Wednesday, July 16, 2014

Youth Ministry and Church Revitalization

I have noticed that in recent years, there has been a hard push by many pastors and leaders in the SBC for church planting. I myself am a southern baptist, and will be because of doctrine and methodology. However, I am not so sure that I am fully on the band wagon with this approach to church planting. I am certainly not against church planting, but see it as an important ministry of the local church. However, I am concerned that there is a desire to cast off some of the churches that are floundering for the sake of planting a new one. Agreed, that there is such a thing as a dead church. Some churches have not reached out to their community in a long time, and the result is devastating. No new people, means no growth, no growth, means a slow death. Slowly but surely the pastor of such a church will watch his congregation die as he buries them. Then, the church will close its doors. I am keenly aware that many churches are on this scary path, but to have the attitude of letting these churches die and just go plant a new one, that fits the model the modern pastors believe is correct doesn't seem right.

So many times, ministers don't want to deal with the struggles of a "traditional" church underneath the leadership of pastor Fred and the deacons. Many ministers feel stuck and stagnant in some churches, and so the solution is to let a plateaued church die and plant a new one without all the perceived "hinderances" that come from a traditional church. I hear the phrase all the time from aspiring church planters, many that I went to seminary with, "it's easier to give birth than raise the dead," but doesn't this fly in the face of our God, who by his own design is in the business of bringing the dead to life?

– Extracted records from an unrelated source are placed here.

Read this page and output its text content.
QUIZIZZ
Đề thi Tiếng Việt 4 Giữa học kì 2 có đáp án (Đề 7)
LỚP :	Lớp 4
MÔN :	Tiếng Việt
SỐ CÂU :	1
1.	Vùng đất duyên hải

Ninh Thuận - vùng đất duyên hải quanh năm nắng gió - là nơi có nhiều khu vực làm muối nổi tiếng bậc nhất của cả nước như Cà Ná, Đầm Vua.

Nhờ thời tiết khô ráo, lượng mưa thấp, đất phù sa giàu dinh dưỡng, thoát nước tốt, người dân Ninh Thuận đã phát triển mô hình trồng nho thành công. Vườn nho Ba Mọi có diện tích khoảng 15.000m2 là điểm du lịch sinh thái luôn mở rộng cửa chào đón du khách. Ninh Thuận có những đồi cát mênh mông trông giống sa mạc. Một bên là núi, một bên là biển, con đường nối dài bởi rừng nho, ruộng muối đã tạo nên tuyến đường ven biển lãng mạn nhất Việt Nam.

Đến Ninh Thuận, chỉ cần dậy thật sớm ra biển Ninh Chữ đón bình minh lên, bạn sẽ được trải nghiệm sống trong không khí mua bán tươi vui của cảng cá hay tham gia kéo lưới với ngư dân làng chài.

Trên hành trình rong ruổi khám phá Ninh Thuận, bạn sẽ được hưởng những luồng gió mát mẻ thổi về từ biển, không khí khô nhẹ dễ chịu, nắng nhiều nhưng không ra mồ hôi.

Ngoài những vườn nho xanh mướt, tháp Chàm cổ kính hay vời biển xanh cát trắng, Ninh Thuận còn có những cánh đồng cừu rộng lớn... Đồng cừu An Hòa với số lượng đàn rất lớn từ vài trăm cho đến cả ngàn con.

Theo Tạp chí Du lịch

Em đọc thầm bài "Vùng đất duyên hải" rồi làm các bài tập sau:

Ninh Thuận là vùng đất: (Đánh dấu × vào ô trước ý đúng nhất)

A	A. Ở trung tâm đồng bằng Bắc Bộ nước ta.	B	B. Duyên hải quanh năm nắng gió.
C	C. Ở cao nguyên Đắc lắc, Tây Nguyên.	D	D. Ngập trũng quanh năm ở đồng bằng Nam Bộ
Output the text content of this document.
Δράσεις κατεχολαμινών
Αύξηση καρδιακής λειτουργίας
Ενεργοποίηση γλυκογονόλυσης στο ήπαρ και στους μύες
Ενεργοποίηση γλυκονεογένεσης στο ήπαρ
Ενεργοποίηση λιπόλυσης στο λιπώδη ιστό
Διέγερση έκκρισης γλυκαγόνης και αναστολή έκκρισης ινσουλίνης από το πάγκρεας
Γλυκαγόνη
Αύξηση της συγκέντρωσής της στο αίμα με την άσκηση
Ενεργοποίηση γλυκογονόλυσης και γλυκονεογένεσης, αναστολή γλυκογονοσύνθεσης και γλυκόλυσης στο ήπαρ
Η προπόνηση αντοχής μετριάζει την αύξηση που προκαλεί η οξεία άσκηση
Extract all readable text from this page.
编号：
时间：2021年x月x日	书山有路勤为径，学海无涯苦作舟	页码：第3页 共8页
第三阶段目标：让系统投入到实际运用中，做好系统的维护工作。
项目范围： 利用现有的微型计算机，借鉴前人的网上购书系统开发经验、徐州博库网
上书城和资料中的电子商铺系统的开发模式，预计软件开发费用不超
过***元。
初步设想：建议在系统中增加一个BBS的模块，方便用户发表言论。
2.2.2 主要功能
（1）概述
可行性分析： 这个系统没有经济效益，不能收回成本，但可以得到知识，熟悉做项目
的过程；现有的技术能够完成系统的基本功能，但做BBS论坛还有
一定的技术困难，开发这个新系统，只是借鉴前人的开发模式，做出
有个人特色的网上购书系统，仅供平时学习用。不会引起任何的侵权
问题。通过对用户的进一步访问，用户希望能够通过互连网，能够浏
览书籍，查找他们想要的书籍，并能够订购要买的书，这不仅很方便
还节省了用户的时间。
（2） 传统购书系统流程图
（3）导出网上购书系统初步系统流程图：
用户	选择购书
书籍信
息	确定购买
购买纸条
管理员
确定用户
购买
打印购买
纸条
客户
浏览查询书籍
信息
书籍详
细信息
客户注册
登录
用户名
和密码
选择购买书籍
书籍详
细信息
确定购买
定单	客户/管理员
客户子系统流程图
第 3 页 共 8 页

First, I realize that church planting is perceived as easy, when assuredly it is not. Second, church planting is most likely easier than church revitalization. What I am concerned with is that a minister chooses to be a church planter because he wants the easy way that is within his means. However, I believe that faith requires me to trust in something that only God can do - resurrect the dead. I want to see dead churches reimagined and "replanted" to become vibrant, life giving faith communities.

There are many ways that churches attempt to do this. Sometimes they feel like if they hire a young, trendy worship guy who revolutionizes the music ministry, then young people will come as if Sunday Morning Worship is the new Woodstock for Christian hipsters. Other times as church will hire some young guy with young kids, hoping this will draw in more young families with children, but I say that men will only be drawn to one man - Jesus not a young minister. There are many more ways in which churches attempt to revitalize itself, but I believe Jesus has a much easier plan.

I believe that the children's ministry and the youth ministry are the key to church revitalization. First, a church must recognize that revitalization is a process that will take a long time, and the larger the ship, the longer it will take to set a new course and make the turn. Ask yourself where does the church need to be in ten to fifteen years, because the leaders of that age are in the youth group. Second, church revitalization does not mean energy alone. Because a good ministry takes both wisdom and energy. This is why a church needs both youth and senior adults. Senior Adults who have money and wisdom, and youth who lack these traits but have time and energy. These two ministries are the two parts of a whole. Median aged adults who have young to teenage children have little of all the above because of the demands of that stage of life. In many plateaued churches they have senior adults, and some median adults, but little youth. So they lack the final element.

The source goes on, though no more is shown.